According to a recent study of mergers and acquisitions, investors who offer “precise” bids for company shares yield better market outcomes than those who offer round-numbered bids.
“It turns out that if you make a precise bid, the targets are more likely to accept it, and more likely to accept it at a cheaper price. And with cash bids, they’ll generate a more positive market reaction,” says Matti Keloharju, a visiting scholar at Harvard Business School and co-author, with Petri Hukkanen, of the paper Initial Offer Precision and M&A Outcomes.
Their research builds on several previous social psychology studies showing that people place more value on precise numbers than on relatively round numbers. People tend to assume, true or not, that someone must have crunched lots of data to come up with an amount so specific. A round number, on the other hand, suggests that a person is just ballparking it—offering an approximate valuation based on vague knowledge.

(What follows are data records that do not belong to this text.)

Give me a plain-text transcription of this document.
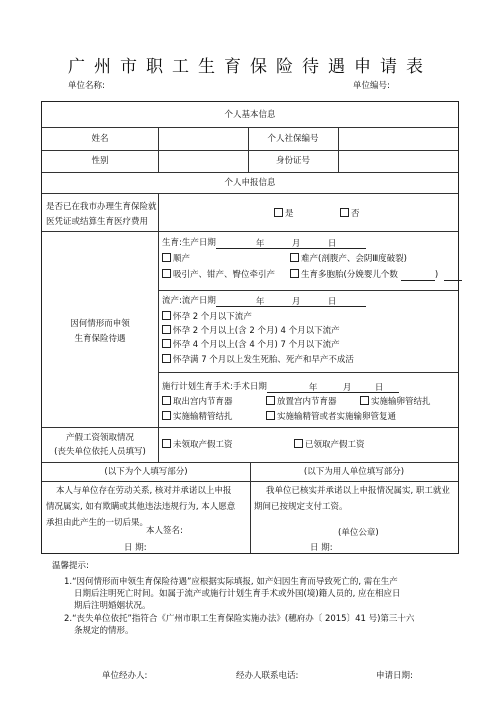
广州市职工生育保险待遇申请表
单位名称:	单位编号:
个人基本信息
姓名	个人社保编号
性别	身份证号
个人申报信息
是否已在我市办理生育保险就
医凭证或结算生育医疗费用
是	否
因何情形而申领
生育保险待遇
生育:生产日期	年	月	日
顺产	难产(剖腹产、会阴Ⅲ度破裂)
吸引产、钳产、臀位牵引产	生育多胞胎(分娩婴儿个数	)
流产:流产日期	年	月	日
怀孕 2 个月以下流产
怀孕 2 个月以上(含 2 个月) 4 个月以下流产
怀孕 4 个月以上(含 4 个月) 7 个月以下流产
怀孕满 7 个月以上发生死胎、死产和早产不成活
施行计划生育手术:手术日期	年	月	日
取出宫内节育器	放置宫内节育器	实施输卵管结扎
实施输精管结扎	实施输精管或者实施输卵管复通
产假工资领取情况
(丧失单位依托人员填写)
未领取产假工资	已领取产假工资
(以下为个人填写部分)
本人与单位存在劳动关系, 核对并承诺以上申报
情况属实, 如有欺瞒或其他违法违规行为, 本人愿意
承担由此产生的一切后果。
本人签名:
日 期:
(以下为用人单位填写部分)
我单位已核实并承诺以上申报情况属实, 职工就业
期间已按规定支付工资。
(单位公章)
日 期:
温馨提示:
1.“因何情形而申领生育保险待遇”应根据实际填报, 如产妇因生育而导致死亡的, 需在生产
日期后注明死亡时间。如属于流产或施行计划生育手术或外国(境)籍人员的, 应在相应日
期后注明婚姻状况。
2.“丧失单位依托”指符合《广州市职工生育保险实施办法》(穗府办〔 2015〕41 号)第三十六
条规定的情形。
单位经办人:	经办人联系电话:	申请日期:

In one 2013 study, for example, participants played an online game based on the TV show The Price Is Right, in which they had to guess the market price of three consumer products. Before making their guesses, they received “audience suggestions” for what they should bid. When given the chance to choose which audience members would help them on future bids, participants were least likely to choose those whose suggested bids had ended in zero. (See Show Me the Numbers: Precision as a Cue to Others’ Confidence by Alexandra Jerez-Fernandez, Ashley N. Angulo, and Daniel P. Oppenheimer.)
That said, he warns that a bid too precise may make the bidder look suspicious, or even ridiculous, to the recipient. Bidding $1.03 million for a house is one thing. Bidding $1,033,235.83 is another.
“If a bid is too precise, it may strike as strategic to the recipient, rather than being driven by superior information,” Keloharju says. “This may lead the recipient to rethink whether the bid is really informed.”